CORRUPTION COMPLAINTS AT AIRPORTS SHOULD WORRY OSINBAJO
Celebrities have been sharing stories of the corruption at our nation's airports. Osinbajo who heads the enabling business council, should be very embarrassed.
As head of the enabling business council, airport complaints from celebrities should give Osinbajo some sleepless night (Presidency )
Vice President Yemi Osinbajo heads the Presidential Enabling Business Environment Council (PEBEC). At the core of PEBEC’s mandate is improving the ease of doing business in Nigeria by proving to foreign investors that Nigeria is really a cool place to do business.
However, two testimonies from celebrities and a couple of others from members of the public, should leave Osinbajo and PEBEC very worried and embarrassed.
We'll begin with actor Aremu Afolayan,who called out the Nigerian governmentfor the shabby treatment he received at the airport.

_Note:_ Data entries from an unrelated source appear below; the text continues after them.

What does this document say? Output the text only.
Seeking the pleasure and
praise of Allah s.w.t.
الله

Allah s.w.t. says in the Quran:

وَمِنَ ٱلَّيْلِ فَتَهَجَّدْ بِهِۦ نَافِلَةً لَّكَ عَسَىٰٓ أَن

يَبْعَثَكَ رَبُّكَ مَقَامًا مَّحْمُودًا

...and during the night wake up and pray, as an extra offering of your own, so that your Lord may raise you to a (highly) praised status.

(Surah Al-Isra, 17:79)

Aremu Afolayan lets the world into his airport experience
Afolayan says he was asked to part with money before his family would be allowed to see him off to the check-in point area. He also narrated how Ethiopian Airlines refused to airlift a passenger for no reason.
Afolayan ended his now viral rant with the following words: “Check the airport. All you see are Nigerians running away from the country. I have never seen an EMIRATI or an AMERICAN that will run away from their country. Until you have no one to be governor or be a president before you know. Long live scared Nigerians!”
The second celebrity to be sore displeased with Nigerian airport officials is movie producer, Kemi Adetiba. She tells the story of sexist treatment at the hands of Immigration officials who made her regret traveling with speakers and a bottle of perfume.
According to Adetiba, she was treated shabbily after refusing to offer bribe money to the officials. “Asides from the attempt to shake us down for money without conscience, the fact that this gentleman refused to speak to me about my own property is absolutely disrespectful. Insisting to speak to the “man” in the group is a downright shame.
Kemi Adetiba says she was treated badly when she arrived Nigeria from Paris
“The government really needs to do something about customs officers…I was speaking to an expatriate just hours before in Paris and he was complaining about his treatment at Nigerian airports. At every single stop, they try to get money off him by cuddle or by force. Corruption has eaten so deep into our core and it is an absolute shame. Our airports need an entire overhaul. From the workers to the actual infrastructure”, Adetiba writes.
Yet these are the same airports that should act as gateways to all the foreign investments we need to revive a failing economy. These corrupt and decaying airports are being relied on by the Buhari led federal government as the first port of call in a bid to improve a chaotic and corrupt Nigerian business environment.
“As part of our work on the Ease of Doing Business, on making the environment friendly, not just for local businesses but also for those who want to come and do business in Nigeria, the airport obviously is one of the major places where we need to ensure that facilities are working and that things are being run properly,” Osinbajo said in February of 2017.
At about the same time, Osinbajo paid a surprise visit to the Murtala Mohammed airport in Lagos to inspect toilets, carousels, immigration points, etc. “The vice president just wanted to see things for himself”, Laolu Akande, Osinbajo’s spokesperson, said at the time.
At this rate, Osinbajo will need to pay surprise visits to the nation’s airports every other day.
Nigeria is currently ranked 182 out of 190 countries on the Ease of Trade index, according to the World Bank’s 'Trading Across Borders' survey; amid complaints of extortion, rude and overzealous personnel, and missing luggage at the nation’s airports.
Our airports, like our sea ports and road transportation, are a crying shame. If we learnt anything from the complaints this week, it is that the more things change, the more they have remained the same.